GRANULOME
EOSINOPHILE DE L'OS :
Son
pronostic dépend avant tout de l'âge.
La grande majorité des atteintes de l'adulte
guérissent toutes seules. La simple survellance
clinique et radiologique en constitue
"l'attitude thérapeutique" de choix.
Les complications avérées ou menaçantes
à court terme constituent autant d'indications
opératoires : curetage-comblement-ostéosynthèse
d'une fracture pathologique, libération
médullaire pour compression.
Le traitement médical (coirtoicoides,
antimitotiques) ne se discute qu'en cas
de formes viscérales graves.
KYSTE
SOLITAIRE DE L'OS :
Le
risque immédiat de fracture dépend de
la taille du kyste et du degré d'ostéolyse
corticale.
Son pronostic ultérieur est lié à la proximité
du cartilage de croissance nourricier
et à la durée prévisible d'ouverture de
celui-ci et aussi de sa topographie :
- le kyste huméral supérieur est de meilleur
pronostic malgré des fractures parfois
itératives ;
- le kyste fémoral développé à partir
du cartilage de conjugaison cervico-céphalique
menace de déformation grave du col.
Les
kystes de petite taille de l'adolescent
ne justifient qu'une surveillance et des
conseils de prudence.
Les kystes actifs de l'enfant jeune se
compliquent tôt ou tard de fracture.
L'injection préventive de corticoides
représente le traitement de choix d'autant
que l'inocuité de la méthode permet une
seconde tentative en cas d'échec.
Les gros kystes
menaçant de fracture à court terme posent des problèmes différents
selon l'âge du sujet et sa topographie :
- un gros kyste huméral ou un gros kyste fémoral d'un enfant de
moins de 10 ans seront traités par des corticoide.
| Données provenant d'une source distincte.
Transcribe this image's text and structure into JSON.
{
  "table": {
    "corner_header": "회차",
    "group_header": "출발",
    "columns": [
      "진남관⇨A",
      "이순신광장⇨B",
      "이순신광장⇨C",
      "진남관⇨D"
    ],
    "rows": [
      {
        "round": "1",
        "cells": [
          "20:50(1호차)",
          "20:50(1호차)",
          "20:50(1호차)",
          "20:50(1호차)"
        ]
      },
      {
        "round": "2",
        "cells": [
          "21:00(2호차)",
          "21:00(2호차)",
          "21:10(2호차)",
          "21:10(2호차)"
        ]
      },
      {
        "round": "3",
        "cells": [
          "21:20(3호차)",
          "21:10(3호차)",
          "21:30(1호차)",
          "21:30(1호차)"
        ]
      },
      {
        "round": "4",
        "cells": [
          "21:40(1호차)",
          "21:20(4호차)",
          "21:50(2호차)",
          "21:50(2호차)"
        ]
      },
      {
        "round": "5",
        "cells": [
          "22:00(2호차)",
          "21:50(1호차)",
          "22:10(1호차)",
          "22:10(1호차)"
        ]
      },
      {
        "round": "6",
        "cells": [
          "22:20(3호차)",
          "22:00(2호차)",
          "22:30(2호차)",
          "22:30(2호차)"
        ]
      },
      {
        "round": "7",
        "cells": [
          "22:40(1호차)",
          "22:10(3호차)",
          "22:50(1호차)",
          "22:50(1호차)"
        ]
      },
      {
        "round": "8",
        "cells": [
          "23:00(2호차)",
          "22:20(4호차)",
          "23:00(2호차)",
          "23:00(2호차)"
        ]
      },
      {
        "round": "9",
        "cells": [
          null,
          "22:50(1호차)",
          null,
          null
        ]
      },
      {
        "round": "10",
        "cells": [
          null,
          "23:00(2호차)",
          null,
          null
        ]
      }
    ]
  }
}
- un gros kyste fémoral chez l'adolescent sera traité par curetage-comblement-ostéosynthèse.
FIBROME
NON OSSIFIANT :
Lorsque le
diagnostic est certain, que la lésion est asympatomatique et que
sa taille ne fait pas craindre une fracture, une simple surveillance
radiologique suffit.
Les lésions de diagnostic incertain, douloureuses, de taille importante,
ou fracturées, justifient le traitement par curetage, parfois
complété de comblement ou d'ostéosynthèse.
DYSPLASIE
FIBREUSE MONO-OSTOTIQUE :
La biopsie
chirurgicale est toujours nécessaire dans ces formes pseudotumorales
dont elle permet le diagnostic.
Les lésions de petite taille ou condensées ne nécessitent qu'une
surveillance.
Les grosses lésions kystiques, ou rapidement évolutives, et les
accidents mécaniques relèvent du traitement chirurgical : curetage
du tissu tumoral, parfois comblement spongieux et/ou ostéosynthèse.
KYSTE
ANEVRYSMAL :
La
biopsie chirurgicale est toujours indispensable
quelle que soit la localisation.
Le curetage complet constitue le traitement
de choix de la majorité des cas. Un comblement
spongieux complémentaire peut être nécessaire,
de même qu'une contention plâtrée de quelques
semanes ou une ostéosynthèse. Les récidives
ne seront pas systématiquement repérées.
En
cas de récidive gênante ou menaçante de
complications mécaniques, nous préférons
encore recourir au curetage complet suivi
de comblement. Les localisations iliaques
ou rachidiennes posent parfois des problèmes
difficiles.
En cas d'échec
de chirurgie itérative (jamais observé dans noter série) ou ddevant
des lésions trop volumineuses, l'embolisation mérite d'être tentée.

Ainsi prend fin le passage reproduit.